Picape média mais potente e forte do Brasil na atualidade, a Volkswagen Amarok V6 está à venda por R$ 195.990 na configuração Highline. Será que vale esse valor? Para responder isso, aceleramos seus 225 cv e 56,1 kgfm por estradas de asfalto e, claro, também de terra.

Compartilhado do SUV Audi Q7, o motor 3.0 V6 turbodiesel da Amarok satisfaz desde a partida, com um baixo nível de ruído e de vibrações a ponto de fazer motorista e passageiros questionarem se estão de fato a bordo de uma picape diesel – a 120 km/h, o conta-giros estaciona nas 2.000 rpm. Mérito também do ótimo isolamento acústico da cabine, que inibe com eficácia até o som do vento que passa pelos retrovisores. 

Mas o que mais chama a atenção é o desempenho. A turbina com geometria variável deixa a Amarok esperta em qualquer faixa de rotação e tem o reforço da função over-boost, que eleva a potência da picape em mais 20 cv e o torque em mais 3 kgfm, durante dez segundos, para favorecer as ultrapassagens. Por alguns instantes, portanto, são entregues 245 cv e 59 kgfm entre 1.500 e 2.500 rpm. De zero a 100 km/h, são necessários apenas oito segundos, de acordo com o fabricante. Como comparação, a Chevrolet S10 atinge a mesma velocidade em 10,3 s com seu propulsor diesel de 206 cv.
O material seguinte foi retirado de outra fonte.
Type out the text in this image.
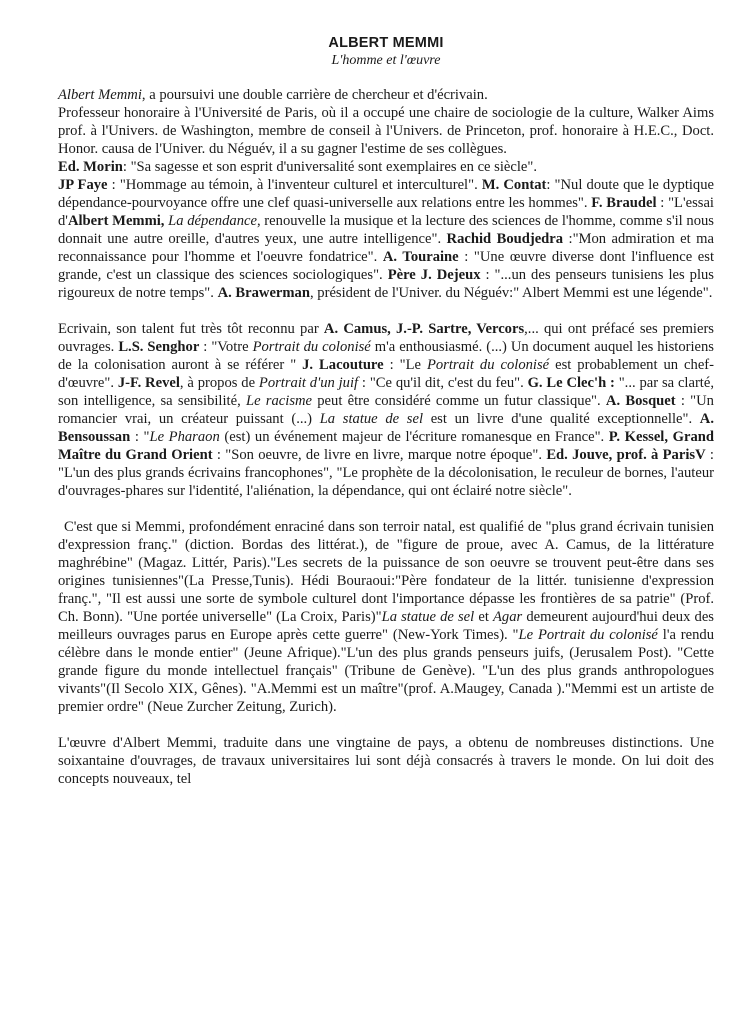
ALBERT MEMMI
L'homme et l'œuvre

Albert Memmi, a poursuivi une double carrière de chercheur et d'écrivain.
Professeur honoraire à l'Université de Paris, où il a occupé une chaire de sociologie de la culture, Walker Aims prof. à l'Univers. de Washington, membre de conseil à l'Univers. de Princeton, prof. honoraire à H.E.C., Doct. Honor. causa de l'Univer. du Néguév, il a su gagner l'estime de ses collègues.
Ed. Morin: "Sa sagesse et son esprit d'universalité sont exemplaires en ce siècle".
JP Faye : "Hommage au témoin, à l'inventeur culturel et interculturel". M. Contat: "Nul doute que le dyptique dépendance-pourvoyance offre une clef quasi-universelle aux relations entre les hommes". F. Braudel : "L'essai d'Albert Memmi, La dépendance, renouvelle la musique et la lecture des sciences de l'homme, comme s'il nous donnait une autre oreille, d'autres yeux, une autre intelligence". Rachid Boudjedra :"Mon admiration et ma reconnaissance pour l'homme et l'oeuvre fondatrice". A. Touraine : "Une œuvre diverse dont l'influence est grande, c'est un classique des sciences sociologiques". Père J. Dejeux : "...un des penseurs tunisiens les plus rigoureux de notre temps". A. Brawerman, président de l'Univer. du Néguév:" Albert Memmi est une légende".

Ecrivain, son talent fut très tôt reconnu par A. Camus, J.-P. Sartre, Vercors,... qui ont préfacé ses premiers ouvrages. L.S. Senghor : "Votre Portrait du colonisé m'a enthousiasmé. (...) Un document auquel les historiens de la colonisation auront à se référer " J. Lacouture : "Le Portrait du colonisé est probablement un chef-d'œuvre". J-F. Revel, à propos de Portrait d'un juif : "Ce qu'il dit, c'est du feu". G. Le Clec'h : "... par sa clarté, son intelligence, sa sensibilité, Le racisme peut être considéré comme un futur classique". A. Bosquet : "Un romancier vrai, un créateur puissant (...) La statue de sel est un livre d'une qualité exceptionnelle". A. Bensoussan : "Le Pharaon (est) un événement majeur de l'écriture romanesque en France". P. Kessel, Grand Maître du Grand Orient : "Son oeuvre, de livre en livre, marque notre époque". Ed. Jouve, prof. à ParisV : "L'un des plus grands écrivains francophones", "Le prophète de la décolonisation, le reculeur de bornes, l'auteur d'ouvrages-phares sur l'identité, l'aliénation, la dépendance, qui ont éclairé notre siècle".

C'est que si Memmi, profondément enraciné dans son terroir natal, est qualifié de "plus grand écrivain tunisien d'expression franç." (diction. Bordas des littérat.), de "figure de proue, avec A. Camus, de la littérature maghrébine" (Magaz. Littér, Paris)."Les secrets de la puissance de son oeuvre se trouvent peut-être dans ses origines tunisiennes"(La Presse,Tunis). Hédi Bouraoui:"Père fondateur de la littér. tunisienne d'expression franç.", "Il est aussi une sorte de symbole culturel dont l'importance dépasse les frontières de sa patrie" (Prof. Ch. Bonn). "Une portée universelle" (La Croix, Paris)"La statue de sel et Agar demeurent aujourd'hui deux des meilleurs ouvrages parus en Europe après cette guerre" (New-York Times). "Le Portrait du colonisé l'a rendu célèbre dans le monde entier" (Jeune Afrique)."L'un des plus grands penseurs juifs, (Jerusalem Post). "Cette grande figure du monde intellectuel français" (Tribune de Genève). "L'un des plus grands anthropologues vivants"(Il Secolo XIX, Gênes). "A.Memmi est un maître"(prof. A.Maugey, Canada )."Memmi est un artiste de premier ordre" (Neue Zurcher Zeitung, Zurich).

L'œuvre d'Albert Memmi, traduite dans une vingtaine de pays, a obtenu de nombreuses distinctions. Une soixantaine d'ouvrages, de travaux universitaires lui sont déjà consacrés à travers le monde. On lui doit des concepts nouveaux, tel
O câmbio automático de oito marchas administra com propriedade esse poderio com trocas rápidas e quase imperceptíveis, tanto no modo normal quanto no S, esportivo. Há opção de mudanças sequenciais pelas aletas no volante ou pela manopla. A direção hidráulica tem a mesma calibração das versões 2.0 diesel. Na prática, significa dizer que permanece firme e precisa em altas velocidades, mas um pouco pesada para situações de manobra.

Entre os itens de segurança da Amarok V6 há tração integral, controles de tração e estabilidade, seis airbags, ABS off-road, assistente de partida em rampa e freios a disco nas quatro rodas.

Bem recheada, a lista de equipamentos inclui ar-condicionado digital de duas zonas, câmera de ré, controlador de velocidade, ganchos para amarração na caçamba, sensores de chuva e crepuscular, retrovisor fotocromático, sensores de estacionamento dianteiro e traseiro e faróis bi-xenônio com luz diurna de led. O único opcional disponível para o modelo importado da Argentina são as rodas de 19 polegadas, por R$ 2.866, que substituem o conjunto aro 18” de série.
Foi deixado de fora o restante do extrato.